Tain is a village located in the tehsil of Nuh in the Nuh district of the state of Haryana, India. The village was in the news when Nokia decided to develop 500 smart villages in India. As per the company, the project will focus on the five key areas of health, education, livelihood, governance and finance. Nina Vaskunlahti, Ambassador of Finland, inaugurated Tain village. It was planned that village will serve as hubs which will host a digital centre with telecom connectivity to provide ICT-enabled, primary services across each of the five pillars to rural community.

==Project Smartpur==
Smartpur was a basically rural entrepreneurship-based model created to develop ideal smart villages in India.
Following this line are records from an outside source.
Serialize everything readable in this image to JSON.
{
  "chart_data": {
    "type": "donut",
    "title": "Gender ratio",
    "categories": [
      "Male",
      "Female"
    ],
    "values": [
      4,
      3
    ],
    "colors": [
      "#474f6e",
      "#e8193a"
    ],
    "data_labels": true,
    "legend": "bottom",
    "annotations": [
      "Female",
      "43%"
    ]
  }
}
It was commenced by New Delhi-based Digital Empowerment Foundation and assisted by Nokia. It was a one-year pilot project based on a hub-and-spoke model. Keeping this motivation, DEF and Nokia have initiated Smartpur in Tain in Haryana. It also included Asoor in Tamil Nadu for the pilot project. Both, Tain and Asoor, have been identified as hub villages and linked to nine spoke villages each.

==Participation of Nokia==
Nokia with its participation in the Smartpur project said it aims to create a sustainable ecosystem in villages where people can leverage digital tools to bring information, ease of access to various government services, economic prosperity for households, transparency in governance, and efficiency in daily lives. The project was outlined under the five key areas of development - health, education, livelihood, governance and finance - to build a holistic, digitally integrated village. During the first phase of the project, 20 villages were planned to integrate digitally in Haryana and Tamil Nadu. It was a valuable step in that direction which will integrate these villages and rural communities, providing digital tools and Internet connectivity for social and economic impact.

==Demographic==
As per the Census of 2011 by the Government of India, the location code number is 063143. The overall area of the village is 601 hectares with number of households 694. The total population of the village is 5015 in which 2609 are males & 2406 are females. The population in the village of age group 0-6 is 1239. It has total 110 Scheduled Castes. The village has 1872 literates & 3143 illiterates.

==Geography==
The people in the village use Hindi & Punjabi for communication. Tain PIN code is 122107 and postal head office is Nuh.

==Surrounding Villages==
The nearby villages are Sudaka, Dhanduka, Tarakpur, Babupur Nuh, Satputiaka, Salaheri, Jogipur, Dundaheri Nuh, Palla, Palri.